CS333 Lab T-2:
Distributed Program Visualization

Goals of this lab:

By the end of this lab, you should

Introduction:

EUPHORIA, Playground's user interface management system, is a drawing tool that allows you to create direct-manipulation graphical user interfaces for interaction with dynamically changing distributed applications. Like ordinary drawing editors, EUPHORIA lets you create graphics objects like lines and rectangles, but it also lets you create persistent constraints among the graphics objects and it lets you publish attributes of graphics objects so that they are available for forming logical connections in the connection manager.

Refer to the EUPHORIA Reference Manual for more details.

Directions:

Read over the entire assignment before starting. Then, follow the instructions step by step, keeping lab notes as you go.

  1. Start a Playground session: Start up the connection manager GUI, as described in Step 2 of Lab T-1.

  2. Start EUPHORIA: In a shell on your local host, type PGeuphoria to start up the user interface management system. You should see a window that looks like an ordinary drawing editor. You will also see a module labeled EUPHORIA show up in the connection manager with no presentation items.

    EUPHORIA can also be started up on remote hosts (it runs slower this way due to X windows communication), but since it creates an X window, steps must first be taken to (1) allow the remote host to put an X window on your display and (2) inform the remote host of your display location. This can be accomplished as follows.

    1. In a shell on your local host, type
      xhost +remotehost
      where remotehost is the host on which EUPHORIA will run.

    2. In the shell where you plan to start EUPHORIA, type
      setenv DISPLAY localhost:0.0
      where localhost identifies your display.

  3. Graphics objects and attributes in EUPHORIA: With the left mouse button, click on the rectangle drawing tool. While the rectangle tool is highlighted, drag a rectangle in the drawing area. Select the rectangle. Notice the handles that identify attributes of the rectangle. Grab various handles and move them around.

  4. Constraints in EUPHORIA: Draw some more rectangles. (You can double click on a drawing tool to remain in that mode until selecting another tool.) With the middle mouse button, form a constraint between the lower-left handle of one rectangle and the upper-right handle of another rectangle by dragging a line from one to the other. When you let go, the two corners should be 'attached.' Try moving the rectangles around. What happens?

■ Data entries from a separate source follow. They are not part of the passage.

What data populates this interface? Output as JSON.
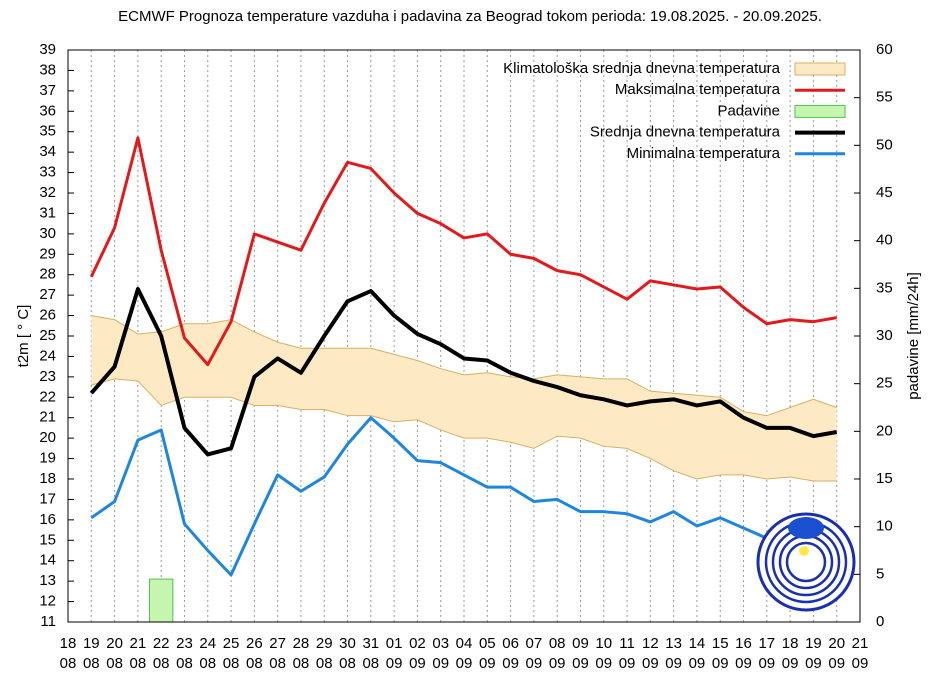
{
  "chart_data": {
    "type": "line",
    "title": "ECMWF Prognoza temperature vazduha i padavina za Beograd tokom perioda: 19.08.2025. - 20.09.2025.",
    "y_label": "t2m [ ° C]",
    "y2_label": "padavine [mm/24h]",
    "categories": [
      "18",
      "19",
      "20",
      "21",
      "22",
      "23",
      "24",
      "25",
      "26",
      "27",
      "28",
      "29",
      "30",
      "31",
      "01",
      "02",
      "03",
      "04",
      "05",
      "06",
      "07",
      "08",
      "09",
      "10",
      "11",
      "12",
      "13",
      "14",
      "15",
      "16",
      "17",
      "18",
      "19",
      "20",
      "21"
    ],
    "category_months": [
      "08",
      "08",
      "08",
      "08",
      "08",
      "08",
      "08",
      "08",
      "08",
      "08",
      "08",
      "08",
      "08",
      "08",
      "09",
      "09",
      "09",
      "09",
      "09",
      "09",
      "09",
      "09",
      "09",
      "09",
      "09",
      "09",
      "09",
      "09",
      "09",
      "09",
      "09",
      "09",
      "09",
      "09",
      "09"
    ],
    "ylim": [
      11,
      39
    ],
    "yticks": [
      11,
      12,
      13,
      14,
      15,
      16,
      17,
      18,
      19,
      20,
      21,
      22,
      23,
      24,
      25,
      26,
      27,
      28,
      29,
      30,
      31,
      32,
      33,
      34,
      35,
      36,
      37,
      38,
      39
    ],
    "y2lim": [
      0,
      60
    ],
    "y2ticks": [
      0,
      5,
      10,
      15,
      20,
      25,
      30,
      35,
      40,
      45,
      50,
      55,
      60
    ],
    "legend": "upper-right",
    "series": [
      {
        "name": "Klimatološka srednja dnevna temperatura",
        "kind": "band",
        "color": "#fde9c4",
        "edge_color": "#d9b060",
        "upper": [
          null,
          26.0,
          25.8,
          25.1,
          25.2,
          25.6,
          25.6,
          25.8,
          25.2,
          24.7,
          24.4,
          24.4,
          24.4,
          24.4,
          24.1,
          23.8,
          23.4,
          23.1,
          23.2,
          23.0,
          22.9,
          23.1,
          23.0,
          22.9,
          22.9,
          22.3,
          22.2,
          22.1,
          22.0,
          21.3,
          21.1,
          21.5,
          21.9,
          21.5,
          null
        ],
        "lower": [
          null,
          22.6,
          22.9,
          22.8,
          21.6,
          22.0,
          22.0,
          22.0,
          21.6,
          21.6,
          21.4,
          21.4,
          21.1,
          21.1,
          20.8,
          20.9,
          20.4,
          20.0,
          20.0,
          19.8,
          19.5,
          20.1,
          20.0,
          19.6,
          19.5,
          19.0,
          18.4,
          18.0,
          18.2,
          18.2,
          18.0,
          18.1,
          17.9,
          17.9,
          null
        ]
      },
      {
        "name": "Maksimalna temperatura",
        "kind": "line",
        "color": "#e31a1c",
        "width": 3,
        "values": [
          null,
          27.9,
          30.3,
          34.7,
          29.2,
          24.9,
          23.6,
          25.7,
          30.0,
          29.6,
          29.2,
          31.5,
          33.5,
          33.2,
          32.0,
          31.0,
          30.5,
          29.8,
          30.0,
          29.0,
          28.8,
          28.2,
          28.0,
          27.4,
          26.8,
          27.7,
          27.5,
          27.3,
          27.4,
          26.4,
          25.6,
          25.8,
          25.7,
          25.9,
          null
        ]
      },
      {
        "name": "Padavine",
        "kind": "bar",
        "axis": "y2",
        "color": "#c6f5b0",
        "edge_color": "#4cc24c",
        "values": [
          null,
          0,
          0,
          0,
          4.5,
          0,
          0,
          0,
          0,
          0,
          0,
          0,
          0,
          0,
          0,
          0,
          0,
          0,
          0,
          0,
          0,
          0,
          0,
          0,
          0,
          0,
          0,
          0,
          0,
          0,
          0,
          0,
          0,
          0,
          null
        ]
      },
      {
        "name": "Srednja dnevna temperatura",
        "kind": "line",
        "color": "#000000",
        "width": 4,
        "values": [
          null,
          22.2,
          23.5,
          27.3,
          25.0,
          20.5,
          19.2,
          19.5,
          23.0,
          23.9,
          23.2,
          25.0,
          26.7,
          27.2,
          26.0,
          25.1,
          24.6,
          23.9,
          23.8,
          23.2,
          22.8,
          22.5,
          22.1,
          21.9,
          21.6,
          21.8,
          21.9,
          21.6,
          21.8,
          21.0,
          20.5,
          20.5,
          20.1,
          20.3,
          null
        ]
      },
      {
        "name": "Minimalna temperatura",
        "kind": "line",
        "color": "#1f86e0",
        "width": 3,
        "values": [
          null,
          16.1,
          16.9,
          19.9,
          20.4,
          15.8,
          14.5,
          13.3,
          15.8,
          18.2,
          17.4,
          18.1,
          19.7,
          21.0,
          20.0,
          18.9,
          18.8,
          18.2,
          17.6,
          17.6,
          16.9,
          17.0,
          16.4,
          16.4,
          16.3,
          15.9,
          16.4,
          15.7,
          16.1,
          15.6,
          15.1,
          14.8,
          14.6,
          14.6,
          null
        ]
      }
    ]
  }
}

    Editing constraints: Constraints can be viewed and edited. Choose Show Constraints from the Constraint menu and select a rectangle whose corner you have constrained to a point on another rectangle. You should see a circle and flashing on and off (more things will be flashing if you have more objects with constraints selected), representing the constraints that you have formed. Choose Taffy Pull Mode from the Constraint menu and move one of the rectangles. You should see an arrow moving with the corner. Clicking on an arrow with the right mouse button will delete the constraint associated with the arrow. Choose Taffy Pull Mode again. What happens?

    Use the file menu to save your drawing. Since EUPHORIA does not provide an "undo" operation, you should get in the habit of saving fairly often.

  5. Publishing attributes in EUPHORIA: Draw an oval. With the middle mouse button, drag a line from the center handle to the area marked 'NEW' at the bottom left of EUPHORIA. A new presentation entry will show up in EUPHORIA, and also in the connection manager. Bring up another EUPHORIA and, in it, publish a point from another graphics object. In the connection manager, create a bidirectional connection between the two variables you published. What happens when you move the objects around? What happens if you delete the logical connection? Try renaming a presentation entry in EUPHORIA by double-clicking on the text. Does the new name show up in the connection manager user interface?

  6. Solve the mystery program: You can use EUPHORIA to construct graphical direct-manipulation interfaces for distributed applications created from other Playground modules. In two different xterm windows, type mystery1 and mystery2 to bring up two Playground modules with mysterious presentations. Your job is to configure a distributed application out of the two modules in the connection manager, and construct a sensible graphical visualization and control for that program in EUPHORIA. The names of the modules should give you reasonable clues as to their behavior. Begin by experimenting with connections between graphics objects and presentation entries of the mystery modules. Note the kinds of behaviors you get and proceed from there. (No, you can't look at the code!) Using the file menu, save your visualization and write down the final configuration among the mystery modules in your lab notes.

    Good luck!

Turn in your lab notes to receive credit for completing this tutorial.